One interesting book about this approach to sports is Moneyball. But, if one wants even more statistics, more numbers, more analysis for a wide variety of sports, pick up a copy of a relatively new book, Scorecasting, by Tobias Moskowitz and L. Jon Wertheim.

I am only part way through it, and I am here to report, it is fascinating. They analyze so many facets of sports and it is all done through numbers. There are no emotional heart tugs, no tears of victory or defeat. Just cold hard facts. The way an engineer would like it.

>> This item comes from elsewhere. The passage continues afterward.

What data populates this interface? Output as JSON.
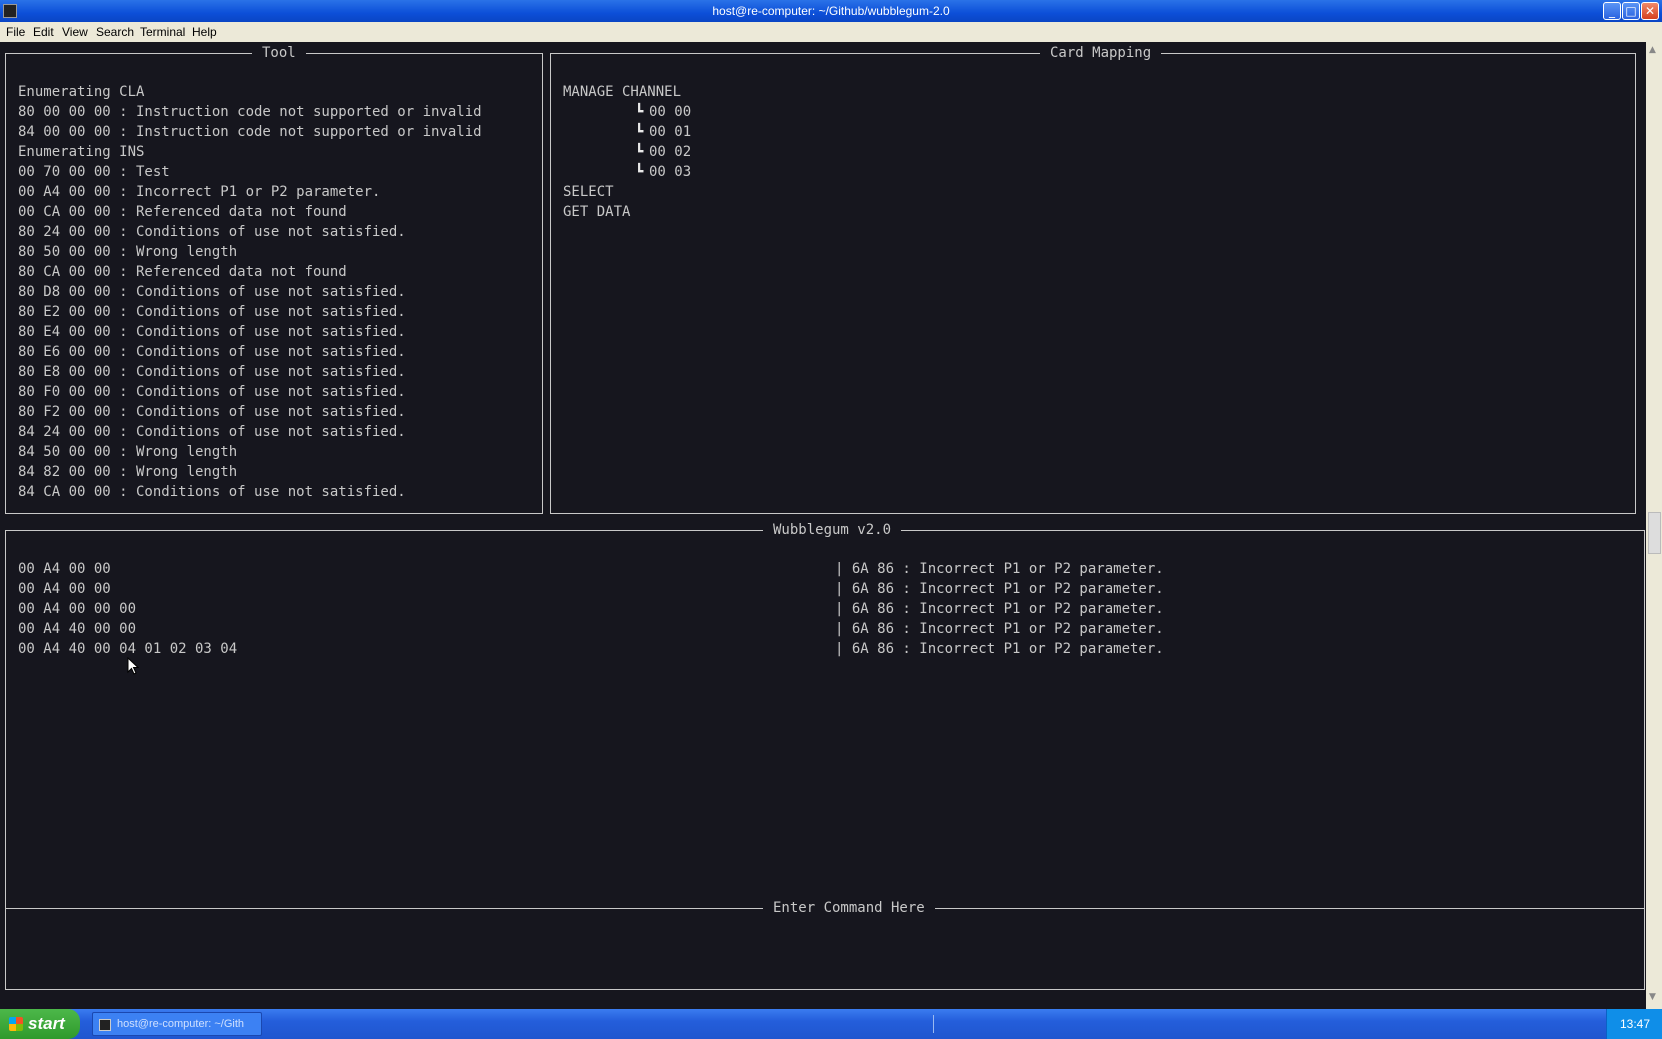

The really neat thing about this book is that they keep away from simple anecdotal analysis. Although they tell individual stories, they put them in perspective of analysis of numbers – a lot of numbers. The authors analyze millions of points of data, numerous times. For example, will an umpire behind the plate in baseball expand the strike zone if the count is 3-0, or shrink it if the count is 0-2? Analyze millions of pitches over the past 5 or 10 years and find out. What causes home field advantage? You may not want to know, but statistical analysis gives an answer.

It is not a love story (thank goodness). It is not a feel-good tear-jerker. It is not a sweet tale of an underdog who defeats all odds to win. It is better than all these. It is statistical analysis of sports, the way an engineer would like to see it.